In June 2013, the Partnership filed suit against Grove Village and Pleasant Village, the Local General Partner and the Guarantors. The Partnership had requested and was granted a Receiver to take over the day-to-day operations of the properties. The Partnership is in constant contact with the Receiver working on the management of both properties.  Several visits by representatives of the Partnership have been made in the past 30 days and detailed analysis of the necessary costs that will need to be incurred to get the properties to a level of acceptance for HUD and TDHCA is currently underway.  The Guarantors have guaranteed the full and complete delivery of the tax credits.
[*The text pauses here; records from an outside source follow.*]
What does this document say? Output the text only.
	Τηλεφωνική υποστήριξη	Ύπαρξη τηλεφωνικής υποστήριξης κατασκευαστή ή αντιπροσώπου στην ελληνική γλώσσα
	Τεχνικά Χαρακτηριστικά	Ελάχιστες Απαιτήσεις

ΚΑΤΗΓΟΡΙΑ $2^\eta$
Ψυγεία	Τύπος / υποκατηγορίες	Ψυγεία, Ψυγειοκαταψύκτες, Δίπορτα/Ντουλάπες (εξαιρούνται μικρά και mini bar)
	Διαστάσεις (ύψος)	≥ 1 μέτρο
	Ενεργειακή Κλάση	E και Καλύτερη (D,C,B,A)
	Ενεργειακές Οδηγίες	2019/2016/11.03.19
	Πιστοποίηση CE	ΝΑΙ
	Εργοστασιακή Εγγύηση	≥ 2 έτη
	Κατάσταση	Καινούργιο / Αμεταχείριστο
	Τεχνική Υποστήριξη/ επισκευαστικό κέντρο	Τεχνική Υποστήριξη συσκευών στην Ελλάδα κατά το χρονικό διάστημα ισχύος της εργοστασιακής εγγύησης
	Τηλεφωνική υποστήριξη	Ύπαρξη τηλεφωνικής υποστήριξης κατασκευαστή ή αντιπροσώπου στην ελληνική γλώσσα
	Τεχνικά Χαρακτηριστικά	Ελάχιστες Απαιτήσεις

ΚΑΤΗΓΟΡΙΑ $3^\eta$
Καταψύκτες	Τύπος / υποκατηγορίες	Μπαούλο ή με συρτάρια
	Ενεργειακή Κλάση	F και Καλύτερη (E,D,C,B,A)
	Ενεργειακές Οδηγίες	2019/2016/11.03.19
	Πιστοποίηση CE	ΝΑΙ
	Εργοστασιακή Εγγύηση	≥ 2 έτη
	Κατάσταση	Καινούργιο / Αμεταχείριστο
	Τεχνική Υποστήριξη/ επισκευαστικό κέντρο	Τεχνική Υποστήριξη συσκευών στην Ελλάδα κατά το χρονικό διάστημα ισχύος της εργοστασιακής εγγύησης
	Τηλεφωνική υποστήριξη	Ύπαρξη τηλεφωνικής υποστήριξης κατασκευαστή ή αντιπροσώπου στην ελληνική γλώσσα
As part of the lawsuit, the Partnership is seeking full recourse against the Guarantors for the tax credits for the 2007 to 2010 tax credits taken by the Partnership and for future tax credits if TDHCA does not issue the 8609 Forms.

Due to the uncertainty of this situation the Partnership chose not to take the LIHTC’s for Grove Village and Pleasant Village for the years ended 2011 and 2012. In the event the 8609 forms are not issued, management believes the maximum potential recapture amount would be $3,548,480, or $169 per Partnership Unit, including interest and penalties.